Somebody else had once sat in that mirror — an elegant receptionist with cheekbones, an ambitious Mayfair girl with white well-mannered teeth, an Abbey National saver with her own eight-digit number and her little savings book. Leo had destroyed them, bashed them all to pieces, refused to let them share his room. And now he was standing powerless, almost paralysed, shoulders shaking like a ninny. Terrible things were happening to my face, swelling, scorching things, which only he could stop. But he had turned his back, shut his eyes. I needed mending, restoring, staking like a broken flower, and there he was, broken down himself. The room was tipping sideways, sliding on its back. Leo could have righted it with just one finger, but his hands were clinging on to each other for their own support. He was drowning, floundering, snivelling like a baby, cowering close to Karma, impotent, unmanned.

I lurched across the tipping floor to Karma and kicked him, first in the flank, and then again, across his dumb, gloating muzzle. Dark paws reared towards my face and I heard the growl trapped and rumbling in his throat. Leo had come between us. I hit out at Leo, punched him, kicked him, tore at him. It hurt my mouth so badly, I was almost sick again, but I wouldn't have him cry, couldn't bear him weak.

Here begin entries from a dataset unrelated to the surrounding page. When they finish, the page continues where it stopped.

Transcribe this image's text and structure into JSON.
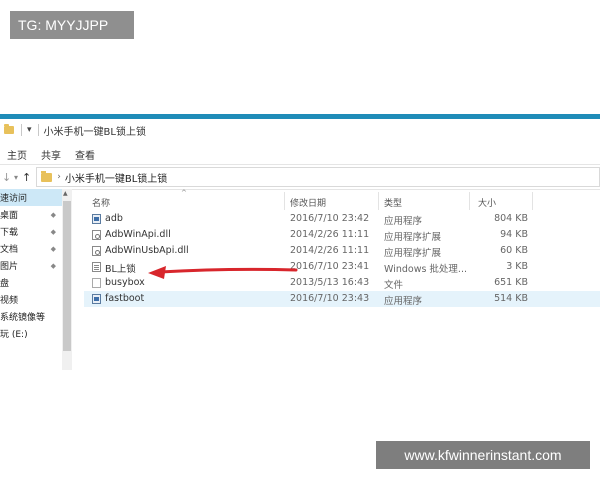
{
  "overlay": {
    "tg_text": "TG: MYYJJPP",
    "watermark_text": "www.kfwinnerinstant.com"
  },
  "window": {
    "title": "小米手机一键BL锁上锁",
    "title_dropdown": "▾",
    "accent_color": "#1f8cb8"
  },
  "ribbon": {
    "tabs": [
      "主页",
      "共享",
      "查看"
    ]
  },
  "address": {
    "forward_icon": "↓",
    "up_icon": "↑",
    "separator": "›",
    "crumb": "小米手机一键BL锁上锁"
  },
  "nav_pane": {
    "items": [
      {
        "label": "速访问",
        "selected": true,
        "pinned": false
      },
      {
        "label": "桌面",
        "selected": false,
        "pinned": true
      },
      {
        "label": "下载",
        "selected": false,
        "pinned": true
      },
      {
        "label": "文档",
        "selected": false,
        "pinned": true
      },
      {
        "label": "图片",
        "selected": false,
        "pinned": true
      },
      {
        "label": "盘",
        "selected": false,
        "pinned": false
      },
      {
        "label": "视频",
        "selected": false,
        "pinned": false
      },
      {
        "label": "系统镜像等",
        "selected": false,
        "pinned": false
      },
      {
        "label": "玩 (E:)",
        "selected": false,
        "pinned": false
      }
    ],
    "pin_icon": "📌"
  },
  "file_list": {
    "columns": {
      "name": "名称",
      "date": "修改日期",
      "type": "类型",
      "size": "大小"
    },
    "rows": [
      {
        "name": "adb",
        "date": "2016/7/10 23:42",
        "type": "应用程序",
        "size": "804 KB",
        "icon": "exe",
        "selected": false
      },
      {
        "name": "AdbWinApi.dll",
        "date": "2014/2/26 11:11",
        "type": "应用程序扩展",
        "size": "94 KB",
        "icon": "dll",
        "selected": false
      },
      {
        "name": "AdbWinUsbApi.dll",
        "date": "2014/2/26 11:11",
        "type": "应用程序扩展",
        "size": "60 KB",
        "icon": "dll",
        "selected": false
      },
      {
        "name": "BL上锁",
        "date": "2016/7/10 23:41",
        "type": "Windows 批处理...",
        "size": "3 KB",
        "icon": "bat",
        "selected": false
      },
      {
        "name": "busybox",
        "date": "2013/5/13 16:43",
        "type": "文件",
        "size": "651 KB",
        "icon": "plain",
        "selected": false
      },
      {
        "name": "fastboot",
        "date": "2016/7/10 23:43",
        "type": "应用程序",
        "size": "514 KB",
        "icon": "exe",
        "selected": true
      }
    ]
  },
  "annotation": {
    "arrow_color": "#d8262c"
  }
}
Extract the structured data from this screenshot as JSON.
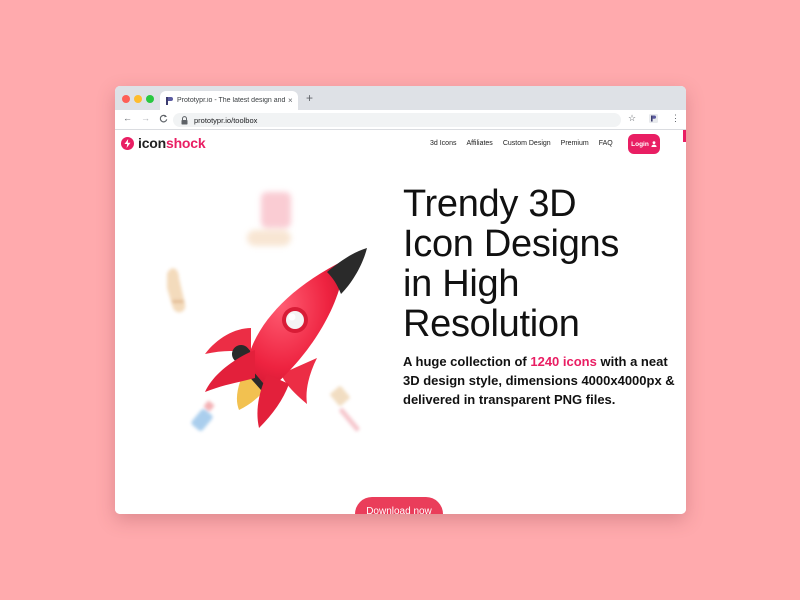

He was warding off my blows, trying not to hurt me. I hit out harder. Red petals were still streaming on the carpet. Karma was there behind me, double-barred steel jaw protecting his master. Leo hacked him off. There was a tangled mass of arms, paws, petals, fur. I dodged away. As I fell, I saw the jagged teeth of Leo's cruel brass fender leaping for my forehead.

Chapter Eight

When I came to, I was lying on a sort of high white table with a red stain on the pillow, and a white nun was standing over me, sponging the ruins of my face. I didn't have a body any more, only a deep purple pain somewhere where I should have had a mouth, and a huge throbbing lump on what had once been my forehead. I tried to feel my teeth. Most of the bottom ones were there. My tongue was thick and lumpy and seemed to be sticking to itself. I tried to pull it free.

“Leo …” I stuttered. It was difficult to speak. There was cotton wool stuffed above my gumline and something pulling on my lower lip. The nun smiled. Her own teeth were false, very white and thick like the stuff toilet-bowls are made of. I wondered if Mr Leatherstone could help me. I shut my eyes and tried to see his step-by-step instructions for repairing faces. All I could see was damsons. Something told me I'd been sick again.